The Lighthouse is both a confusing and straightforward movie to watch, and that’s not necessarily a bad thing. Robert Eggers’ black and white nautical horror doesn’t really have a plotline — The Lighthouse veers and gains momentum with little warning, relying on the weather, the sea, and the sanity of its characters for direction. But at the end of the day, the movie only has three characters: Thomas Wake (Willem Dafoe), Ephraim Winslow (Robert Pattinson), and a mermaid (Valeriia Karaman) whose limited screentime consists of some haunting, some beach sex, and not much else. Moreover, the story is exceedingly simple: Two lighthouse keepers drive each other past the point of sanity while stuck on a lonely island, tasked with the responsibility of keeping the lighthouse lit against a backdrop of raging winds and waters and aggressive seagulls, with only each other for company.
It doesn’t seem like Eggers is trying to make a movie with a neat arc or purpose. The lack of structure is part of its charm. But that means so much of The Lighthouse depends on Dafoe and Pattinson’s performances, which intensify as the film progresses. In the start, Pattinson’s countenance sometimes edges on boredom when it needs anger. But as Winslow starts to grow suspicious of Wake, the ocean, and even reality, Pattinson starts to push through the veneer, gradually escalating his movements and expressions with frenetic intensity. The Lighthouse shows off what’s been clear about Pattinson since his most iconic role as a stoic vampire: He’s a talented, multifaceted actor.
Aside from witnessing Pattinson and Dafoe scream, drink, and lose their minds together, there isn’t much methodology behind The Lighthouse’s structure — save for a somewhat sloppy seagull motif that attempts to find relevance in the film, but fails. Seagulls do show up sparingly for some confusing moments: Winslow beats a particularly malicious one to death in a moment that borders on black comedy and plain gruesomeness.
But the seagulls are more of a red herring than anything — the real star is the water, and how Eggers commands the natural element for his narrative. Vomit mixes with rain, shit and piss spray in the salty air, the sea looms gray and large and terrifying. As Wake and Winslow’s own mental stability starts to deteriorate along with the quaint peace of the uninhabited island, the water elevates the chaos.

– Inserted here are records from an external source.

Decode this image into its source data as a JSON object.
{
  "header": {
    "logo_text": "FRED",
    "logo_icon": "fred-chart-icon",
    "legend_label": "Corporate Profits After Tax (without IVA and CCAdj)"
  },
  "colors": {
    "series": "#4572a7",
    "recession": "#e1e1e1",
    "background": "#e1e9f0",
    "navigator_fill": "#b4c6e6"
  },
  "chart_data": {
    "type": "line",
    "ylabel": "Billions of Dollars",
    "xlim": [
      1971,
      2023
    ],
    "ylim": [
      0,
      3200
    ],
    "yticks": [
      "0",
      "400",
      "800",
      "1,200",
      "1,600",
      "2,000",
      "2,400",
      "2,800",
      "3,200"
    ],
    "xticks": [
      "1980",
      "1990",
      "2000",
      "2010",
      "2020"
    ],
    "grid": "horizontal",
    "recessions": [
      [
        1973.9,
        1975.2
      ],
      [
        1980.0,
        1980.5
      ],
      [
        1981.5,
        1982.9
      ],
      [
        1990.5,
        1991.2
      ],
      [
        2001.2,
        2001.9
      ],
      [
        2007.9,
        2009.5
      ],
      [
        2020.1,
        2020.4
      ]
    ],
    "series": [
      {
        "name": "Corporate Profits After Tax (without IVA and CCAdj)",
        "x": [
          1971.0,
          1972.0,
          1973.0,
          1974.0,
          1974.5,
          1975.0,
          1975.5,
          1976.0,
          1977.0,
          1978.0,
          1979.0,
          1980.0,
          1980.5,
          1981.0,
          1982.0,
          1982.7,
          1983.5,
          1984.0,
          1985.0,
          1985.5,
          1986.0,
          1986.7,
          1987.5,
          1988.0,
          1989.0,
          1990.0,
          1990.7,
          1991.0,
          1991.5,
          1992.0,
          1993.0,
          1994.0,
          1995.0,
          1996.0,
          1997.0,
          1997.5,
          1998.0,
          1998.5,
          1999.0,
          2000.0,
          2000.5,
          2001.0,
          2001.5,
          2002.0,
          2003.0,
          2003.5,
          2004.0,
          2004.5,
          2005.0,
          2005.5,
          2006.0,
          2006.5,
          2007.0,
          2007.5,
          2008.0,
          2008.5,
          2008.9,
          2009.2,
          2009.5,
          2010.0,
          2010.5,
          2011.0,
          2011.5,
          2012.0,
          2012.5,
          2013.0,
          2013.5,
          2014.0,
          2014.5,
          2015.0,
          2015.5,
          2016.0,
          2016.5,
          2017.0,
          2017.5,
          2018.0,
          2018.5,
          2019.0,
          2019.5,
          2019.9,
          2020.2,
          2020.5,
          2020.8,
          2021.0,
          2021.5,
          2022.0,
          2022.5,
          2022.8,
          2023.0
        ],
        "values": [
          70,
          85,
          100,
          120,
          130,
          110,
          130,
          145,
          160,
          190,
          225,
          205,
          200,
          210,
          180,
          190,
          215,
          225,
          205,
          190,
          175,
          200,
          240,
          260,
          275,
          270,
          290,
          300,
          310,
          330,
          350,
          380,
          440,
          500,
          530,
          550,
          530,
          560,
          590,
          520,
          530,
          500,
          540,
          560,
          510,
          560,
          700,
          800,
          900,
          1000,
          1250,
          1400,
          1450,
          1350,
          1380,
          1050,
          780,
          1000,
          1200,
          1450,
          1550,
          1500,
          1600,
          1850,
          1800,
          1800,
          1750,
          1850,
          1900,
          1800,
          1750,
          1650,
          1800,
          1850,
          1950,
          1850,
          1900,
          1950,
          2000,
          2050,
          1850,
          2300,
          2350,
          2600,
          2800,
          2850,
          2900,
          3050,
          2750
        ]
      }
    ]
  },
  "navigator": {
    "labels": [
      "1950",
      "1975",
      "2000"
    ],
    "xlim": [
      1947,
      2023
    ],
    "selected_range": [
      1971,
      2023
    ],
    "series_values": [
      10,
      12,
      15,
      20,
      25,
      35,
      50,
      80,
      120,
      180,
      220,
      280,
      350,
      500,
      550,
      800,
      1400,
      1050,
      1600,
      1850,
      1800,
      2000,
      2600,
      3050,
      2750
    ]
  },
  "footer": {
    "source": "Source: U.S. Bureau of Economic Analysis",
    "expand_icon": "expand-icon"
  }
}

It’s really impressive for The Lighthouse, which has given itself very little terms to work with, cutting color out of the equation entirely with its black and white palette. The Lighthouse uses framing techniques and stark shadows, but sometimes it’s questionable whether or not the black and white is the best option for The Lighthouse. What is it really bringing to the film, other than a vague historical atmosphere? Would adding creamy grays and sea-green hues to the fog and ocean have detracted from the horror? Or is the strangely anachronistic style choice actually useful?
But color isn’t the only tool filmmakers have. Sound engulfs the film in terror in more ways than one. Sharp audio transitions act as their own pseudo jump scares, and a foghorn revertebrates throughout the film like a haunt. There’s so much care being put into the sound of The Lighthouse that it feels like a spectacle in itself. As Winslow screams into the air, the sea, the nothingness, a foghorn replaces his voice, ringing through the space with its own kind of warning.